We'll finally evaluate on the test data set.

In [44]:
test_dataset = tf.data.TFRecordDataset(test_files)

test_dataset = test_dataset.cache()

test_dataset = test_dataset

test_dataset = test_dataset.map(read_unlabeled_test_img, num_parallel_calls=tf.data.AUTOTUNE)

test_dataset = test_dataset.map(lambda img: (tf.io.decode_image(img,channels = 3)), num_parallel_calls=tf.data.AUTOTUNE)

test_dataset = test_dataset.batch(BATCH_SIZE)
In [45]:
#test_dataset = get_dataset(test_files, labeled=False,return_image_name = False)
preds = model.predict(test_dataset)
In [46]:
print(preds.shape)
(10982, 1)
In [47]:
#also grab the test data's labels
ds = get_dataset(test_files,labeled=False,return_image_name = True,shuffle = False)

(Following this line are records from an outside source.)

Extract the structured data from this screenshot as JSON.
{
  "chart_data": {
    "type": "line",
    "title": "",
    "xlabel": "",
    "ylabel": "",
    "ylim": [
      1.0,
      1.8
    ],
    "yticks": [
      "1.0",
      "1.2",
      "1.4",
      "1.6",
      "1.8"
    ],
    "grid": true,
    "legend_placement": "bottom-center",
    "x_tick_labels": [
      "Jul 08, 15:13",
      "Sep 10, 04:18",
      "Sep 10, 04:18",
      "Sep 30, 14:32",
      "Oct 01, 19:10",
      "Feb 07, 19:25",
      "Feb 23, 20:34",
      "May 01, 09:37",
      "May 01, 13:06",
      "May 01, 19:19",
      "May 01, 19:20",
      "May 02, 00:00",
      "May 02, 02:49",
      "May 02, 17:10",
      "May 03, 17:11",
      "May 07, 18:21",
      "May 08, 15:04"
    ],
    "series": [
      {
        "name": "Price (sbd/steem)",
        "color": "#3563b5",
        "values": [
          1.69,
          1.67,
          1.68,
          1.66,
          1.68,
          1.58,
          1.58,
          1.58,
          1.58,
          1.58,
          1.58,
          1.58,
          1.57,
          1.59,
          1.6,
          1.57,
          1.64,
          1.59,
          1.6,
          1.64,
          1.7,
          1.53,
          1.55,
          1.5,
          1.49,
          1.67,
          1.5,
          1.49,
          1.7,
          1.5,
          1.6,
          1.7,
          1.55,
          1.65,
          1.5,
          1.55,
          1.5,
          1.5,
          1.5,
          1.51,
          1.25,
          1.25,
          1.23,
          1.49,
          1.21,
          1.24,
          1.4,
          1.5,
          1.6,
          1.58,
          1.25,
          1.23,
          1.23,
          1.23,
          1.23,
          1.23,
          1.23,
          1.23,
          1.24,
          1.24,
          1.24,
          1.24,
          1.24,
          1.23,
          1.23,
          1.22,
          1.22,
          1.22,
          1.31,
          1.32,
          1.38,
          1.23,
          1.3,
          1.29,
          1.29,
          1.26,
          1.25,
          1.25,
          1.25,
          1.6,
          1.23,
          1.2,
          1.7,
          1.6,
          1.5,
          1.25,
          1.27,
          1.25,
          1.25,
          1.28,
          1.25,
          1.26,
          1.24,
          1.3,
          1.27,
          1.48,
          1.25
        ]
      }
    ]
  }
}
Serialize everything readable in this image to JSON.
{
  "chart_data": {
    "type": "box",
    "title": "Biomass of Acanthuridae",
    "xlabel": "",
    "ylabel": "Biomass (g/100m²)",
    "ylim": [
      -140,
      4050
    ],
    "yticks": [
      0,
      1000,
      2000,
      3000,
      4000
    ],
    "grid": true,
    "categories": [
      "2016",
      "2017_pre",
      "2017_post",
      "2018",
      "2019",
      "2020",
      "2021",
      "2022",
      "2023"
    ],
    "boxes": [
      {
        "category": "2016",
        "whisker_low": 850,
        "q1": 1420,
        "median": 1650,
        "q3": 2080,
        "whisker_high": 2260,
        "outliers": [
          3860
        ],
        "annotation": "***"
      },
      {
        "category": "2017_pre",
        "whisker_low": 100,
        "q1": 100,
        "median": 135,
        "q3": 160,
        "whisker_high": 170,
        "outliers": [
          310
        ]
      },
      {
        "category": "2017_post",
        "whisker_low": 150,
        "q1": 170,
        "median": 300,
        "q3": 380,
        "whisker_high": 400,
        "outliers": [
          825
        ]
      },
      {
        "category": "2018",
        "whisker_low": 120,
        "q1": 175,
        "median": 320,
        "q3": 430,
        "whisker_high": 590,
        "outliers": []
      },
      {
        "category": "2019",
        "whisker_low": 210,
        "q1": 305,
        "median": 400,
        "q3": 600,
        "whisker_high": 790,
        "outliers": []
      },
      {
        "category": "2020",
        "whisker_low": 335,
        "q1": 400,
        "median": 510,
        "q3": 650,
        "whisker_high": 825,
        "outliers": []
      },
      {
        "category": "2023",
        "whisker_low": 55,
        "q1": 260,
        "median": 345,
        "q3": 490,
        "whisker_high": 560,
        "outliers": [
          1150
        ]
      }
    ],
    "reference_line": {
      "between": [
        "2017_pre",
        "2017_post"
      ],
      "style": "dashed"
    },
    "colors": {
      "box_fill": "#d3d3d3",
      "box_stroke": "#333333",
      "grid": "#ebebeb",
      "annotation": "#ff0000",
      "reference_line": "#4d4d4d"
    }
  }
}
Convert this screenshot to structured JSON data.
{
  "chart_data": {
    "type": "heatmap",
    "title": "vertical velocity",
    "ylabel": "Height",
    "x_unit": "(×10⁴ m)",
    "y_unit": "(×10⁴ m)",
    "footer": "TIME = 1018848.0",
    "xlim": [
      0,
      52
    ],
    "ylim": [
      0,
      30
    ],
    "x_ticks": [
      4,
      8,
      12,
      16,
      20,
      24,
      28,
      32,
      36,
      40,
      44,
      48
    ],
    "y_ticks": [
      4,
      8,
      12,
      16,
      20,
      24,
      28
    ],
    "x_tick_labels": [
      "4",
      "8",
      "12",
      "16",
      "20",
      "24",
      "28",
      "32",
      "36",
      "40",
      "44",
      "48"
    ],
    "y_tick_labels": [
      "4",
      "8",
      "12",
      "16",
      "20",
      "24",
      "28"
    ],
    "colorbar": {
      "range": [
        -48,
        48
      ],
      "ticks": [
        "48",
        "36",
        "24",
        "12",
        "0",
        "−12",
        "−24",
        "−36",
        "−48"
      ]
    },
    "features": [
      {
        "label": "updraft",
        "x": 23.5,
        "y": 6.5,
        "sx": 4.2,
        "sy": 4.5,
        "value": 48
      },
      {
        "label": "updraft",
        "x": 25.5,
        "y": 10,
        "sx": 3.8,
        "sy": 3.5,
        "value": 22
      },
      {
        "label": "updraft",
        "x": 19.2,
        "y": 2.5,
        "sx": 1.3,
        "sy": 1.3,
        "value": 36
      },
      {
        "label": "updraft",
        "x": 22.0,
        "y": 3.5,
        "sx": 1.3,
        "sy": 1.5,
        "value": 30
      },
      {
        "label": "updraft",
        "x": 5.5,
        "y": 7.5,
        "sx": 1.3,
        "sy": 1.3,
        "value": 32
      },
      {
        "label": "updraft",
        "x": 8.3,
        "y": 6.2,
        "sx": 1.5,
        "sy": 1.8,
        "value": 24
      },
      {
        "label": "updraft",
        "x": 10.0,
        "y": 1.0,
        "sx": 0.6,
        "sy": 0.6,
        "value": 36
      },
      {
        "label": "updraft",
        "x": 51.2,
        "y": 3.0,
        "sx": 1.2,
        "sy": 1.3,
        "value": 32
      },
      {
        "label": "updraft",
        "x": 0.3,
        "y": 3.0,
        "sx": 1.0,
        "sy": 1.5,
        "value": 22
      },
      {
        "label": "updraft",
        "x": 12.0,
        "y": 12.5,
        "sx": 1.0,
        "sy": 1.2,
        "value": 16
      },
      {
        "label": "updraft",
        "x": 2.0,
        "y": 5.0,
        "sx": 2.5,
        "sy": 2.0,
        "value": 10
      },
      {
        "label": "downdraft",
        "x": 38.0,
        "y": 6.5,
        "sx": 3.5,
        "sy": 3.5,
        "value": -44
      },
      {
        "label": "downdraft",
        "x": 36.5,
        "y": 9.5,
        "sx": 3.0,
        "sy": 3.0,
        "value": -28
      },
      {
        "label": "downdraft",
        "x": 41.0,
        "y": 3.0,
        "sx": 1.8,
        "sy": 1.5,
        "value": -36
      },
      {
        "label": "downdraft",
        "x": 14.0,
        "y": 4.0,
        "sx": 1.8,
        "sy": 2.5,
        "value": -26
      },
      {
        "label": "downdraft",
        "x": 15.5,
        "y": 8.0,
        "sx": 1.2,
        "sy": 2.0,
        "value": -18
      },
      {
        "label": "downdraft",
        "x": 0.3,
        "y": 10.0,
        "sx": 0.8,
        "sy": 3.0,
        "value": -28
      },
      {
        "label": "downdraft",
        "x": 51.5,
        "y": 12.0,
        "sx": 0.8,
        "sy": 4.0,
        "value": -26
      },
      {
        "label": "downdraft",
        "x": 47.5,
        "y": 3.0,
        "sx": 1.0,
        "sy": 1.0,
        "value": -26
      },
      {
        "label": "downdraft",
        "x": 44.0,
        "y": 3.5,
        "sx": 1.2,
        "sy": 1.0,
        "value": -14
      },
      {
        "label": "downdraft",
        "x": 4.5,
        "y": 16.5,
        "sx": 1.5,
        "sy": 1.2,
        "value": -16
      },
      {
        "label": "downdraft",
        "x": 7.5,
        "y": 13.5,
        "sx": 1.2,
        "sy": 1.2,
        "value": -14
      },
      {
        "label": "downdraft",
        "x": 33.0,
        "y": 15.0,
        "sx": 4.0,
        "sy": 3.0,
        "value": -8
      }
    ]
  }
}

test_data_names = np.array([img_name for img, img_name in ds.as_numpy_iterator()])
In [48]:
import pandas as pd
submission = pd.DataFrame(dict(img_name = test_data_names, target = preds[:,0]))
In [49]:
submission.head(10)
Out[49]:
img_name target
0 b'ISIC_5583376' 0.017236
1 b'ISIC_3813860' 0.005261
2 b'ISIC_5668654' 0.011584
3 b'ISIC_2061556' 0.011959
4 b'ISIC_5537005' 0.005650
5 b'ISIC_4078184' 0.009684
6 b'ISIC_9816232' 0.050798
7 b'ISIC_8926785' 0.012376
8 b'ISIC_0452297' 0.001041
9 b'ISIC_0556568' 0.000563
In [50]:
#sanity check
print(f"Predicted {len(submission[submission['target'] > .5])} images out of a possible {submission.shape[0]} with melanoma")
Predicted 1 images out of a possible 10982 with melanoma

That's slightly reassuring. One would hope there would be several prediction probabilities greater than 50%. A lack is quite possibly a product of the imbalanced quality of the data.

Important Question¶

Can the model generalize outside of the data set? Let's give it a shot.

I've taken a photo of a mole on my forearm, and loaded it into my google drive.

In [51]:
img = tf.io.read_file("./drive/MyDrive/mole.png")

img = tf.io.decode_png(img)

img = tf.image.resize(img, IMG_SIZE)

if img.shape[2] > 3:
  img = img[:, :, :3]

plt.imshow(img/255.)

img = tf.expand_dims(img,axis = 0)
In [52]:
model.predict(img)
Out[52]:
array([[0.0032246]], dtype=float32)

Cool!
It's unlikely to be melanoma!

Conclusions¶

There's potential value in Convolutional Neural Networks in aiding those unfamiliar with malignant skin lesions.

Remainding Questions¶

  • Is a threshold 0.5 sufficient for clinical purposes?
    • Probably not. Given how imbalanced the data set is, any threshold needs thorough examination.
  • Could this Convolutional convolutional neural net aid clinicians unfamiliar with the signs of melanoma?
    • Quite possibly.
  • Does a probablility greater than .05 constitute an official diagnosis?
    • Absolutely not. Such a diagnosis can only be made by made by an approriately trained physician.
  • Does a probability of less than .05 mean a given skin lesion is not malignant?
    • Nope. The answer immediately above applies here, as well.
  • Is this model helpful?

    • The saying "all models are wrong, but some are useful" comes to mind.